The above program is integrated into the image and a new image is built as follows:
registry.cn-beijing.aliyuncs.com/acs/2048:v1.0-http
registry.cn-beijing.aliyuncs.com/acs/2048-sidecar:v1.0-http
registry.cn-beijing.aliyuncs.com/acs/2048-sidecar:v2.0-http
Replace the new image and run the experiment again (note that the sidecar in the YAML needs to add the lifecycle field). After replacing the v1.0-http sidecar image with v2.0-http, it can be observed that the entire hot update process no longer requires manual input of the reload command. The complete YAML is as follows:
kind: GameServerSet
metadata:
name: gss-2048
namespace: default
spec:
replicas: 1
updateStrategy:
rollingUpdate:
podUpdatePolicy: InPlaceIfPossible
network:
networkType: AlibabaCloud-SLB
networkConf:
- name: SlbIds
value: lb-bp1oqahx3jnr7j3f6vyp8
- name: PortProtocols
value: 80/TCP
gameServerTemplate:
spec:
containers:
- image: registry.cn-beijing.aliyuncs.com/acs/2048:v1.0-http
name: app-2048
volumeMounts:
- name: shared-dir
mountPath: /var/www/html/js
- image: registry.cn-beijing.aliyuncs.com/acs/2048-sidecar:v1.0-http #Replace with v2.0-http during hot update
name: sidecar
lifecycle:
postStart:
exec:
command:
- bash
- -c
- ./request.sh
args:
- bash
- -c
- rsync -aP /app/js/* /app/scripts/ && while true; do echo 11;sleep 2; done
volumeMounts:
- name: shared-dir
mountPath: /app/scripts
volumes:
- name: shared-dir
emptyDir: {}
OKG has the ability to trigger the execution of commands in containers. Based on this feature, OKG can provide fully automated hot update capabilities, allowing users to no longer overly concern themselves with hot reload issues. If you have such requirements, you can submit an issue on GitHub and discuss the OKG hot reload feature development roadmap with community developers.
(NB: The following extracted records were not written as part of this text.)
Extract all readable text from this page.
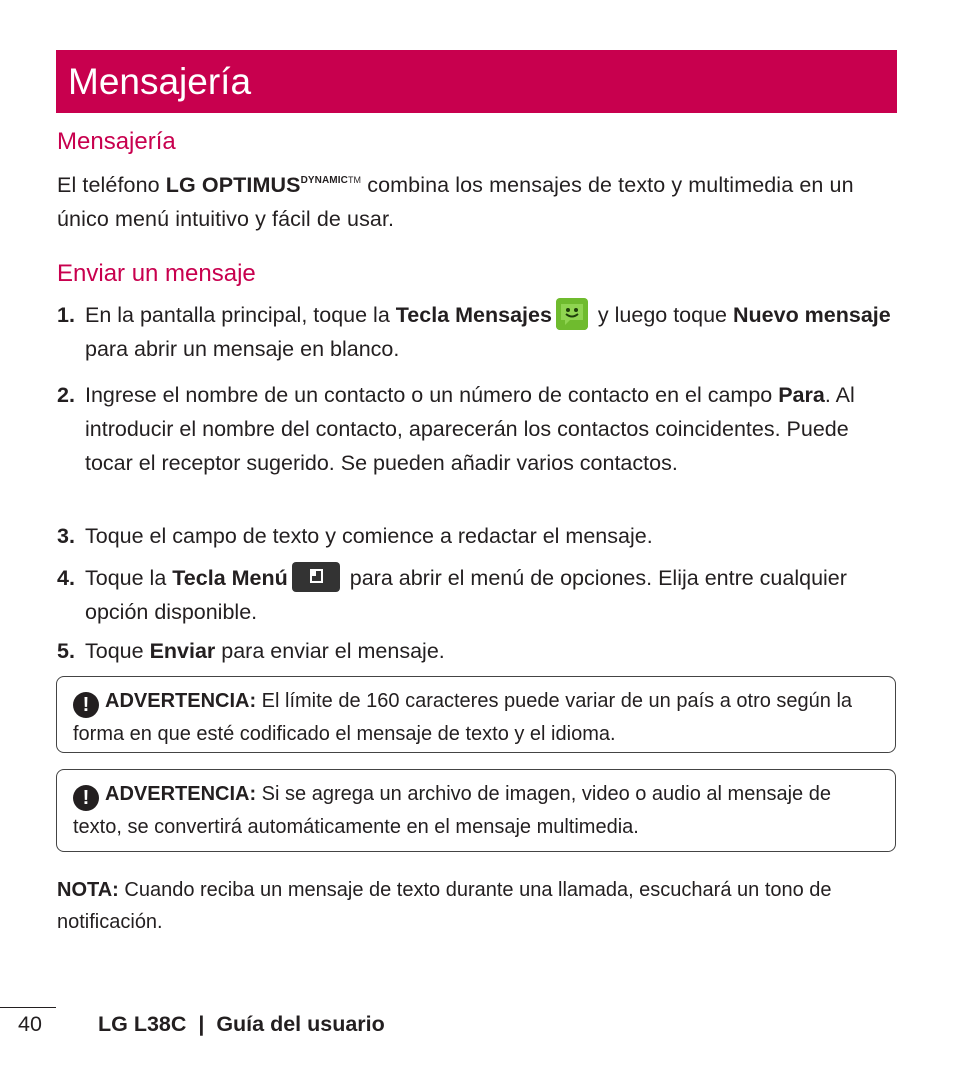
Mensajería
Mensajería
El teléfono LG $OPTIMUS^{DYNAMICTM}$ combina los mensajes de texto y multimedia en un único menú intuitivo y fácil de usar.
Enviar un mensaje
1. En la pantalla principal, toque la Tecla Mensajes
y luego toque Nuevo mensaje para abrir un mensaje en blanco.
2. Ingrese el nombre de un contacto o un número de contacto en el campo Para. Al introducir el nombre del contacto, aparecerán los contactos coincidentes. Puede tocar el receptor sugerido. Se pueden añadir varios contactos.
3. Toque el campo de texto y comience a redactar el mensaje.
4. Toque la Tecla Menú	para abrir el menú de opciones. Elija entre cualquier opción disponible.
5. Toque Enviar para enviar el mensaje.
! ADVERTENCIA: El límite de 160 caracteres puede variar de un país a otro según la forma en que esté codificado el mensaje de texto y el idioma.
! ADVERTENCIA: Si se agrega un archivo de imagen, video o audio al mensaje de texto, se convertirá automáticamente en el mensaje multimedia.
NOTA: Cuando reciba un mensaje de texto durante una llamada, escuchará un tono de notificación.
40	LG L38C  |  Guía del usuario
In a gaming scenario, hot update in a narrow sense refers to updates that do not affect players' normal gameplay without stopping the server. However, in some scenarios, game server downtime updates also require in-place upgrade capabilities.
The stateful nature of game servers is often reflected in network information. Since each game server is unique and cannot use the concept of k8s service load balancing, game developers often implement routing and distribution mechanisms based on IP. In this case, when updating the game, we need to avoid changes in the game server IP information. OKG's in-place upgrade capability can meet the above requirements.
After the game server is created, it is scheduled to a certain host, and the game business uses shared memory to reduce data write latency, so that the game server adds a layer of cache locally. During game server updates, although there may be a short service interruption, due to the existence of the cache, the game server has a fast termination and startup speed, and the downtime is greatly reduced. The implementation of shared memory also depends on OKG's in-place upgrade capabilities to ensure that the corresponding cache data is not lost.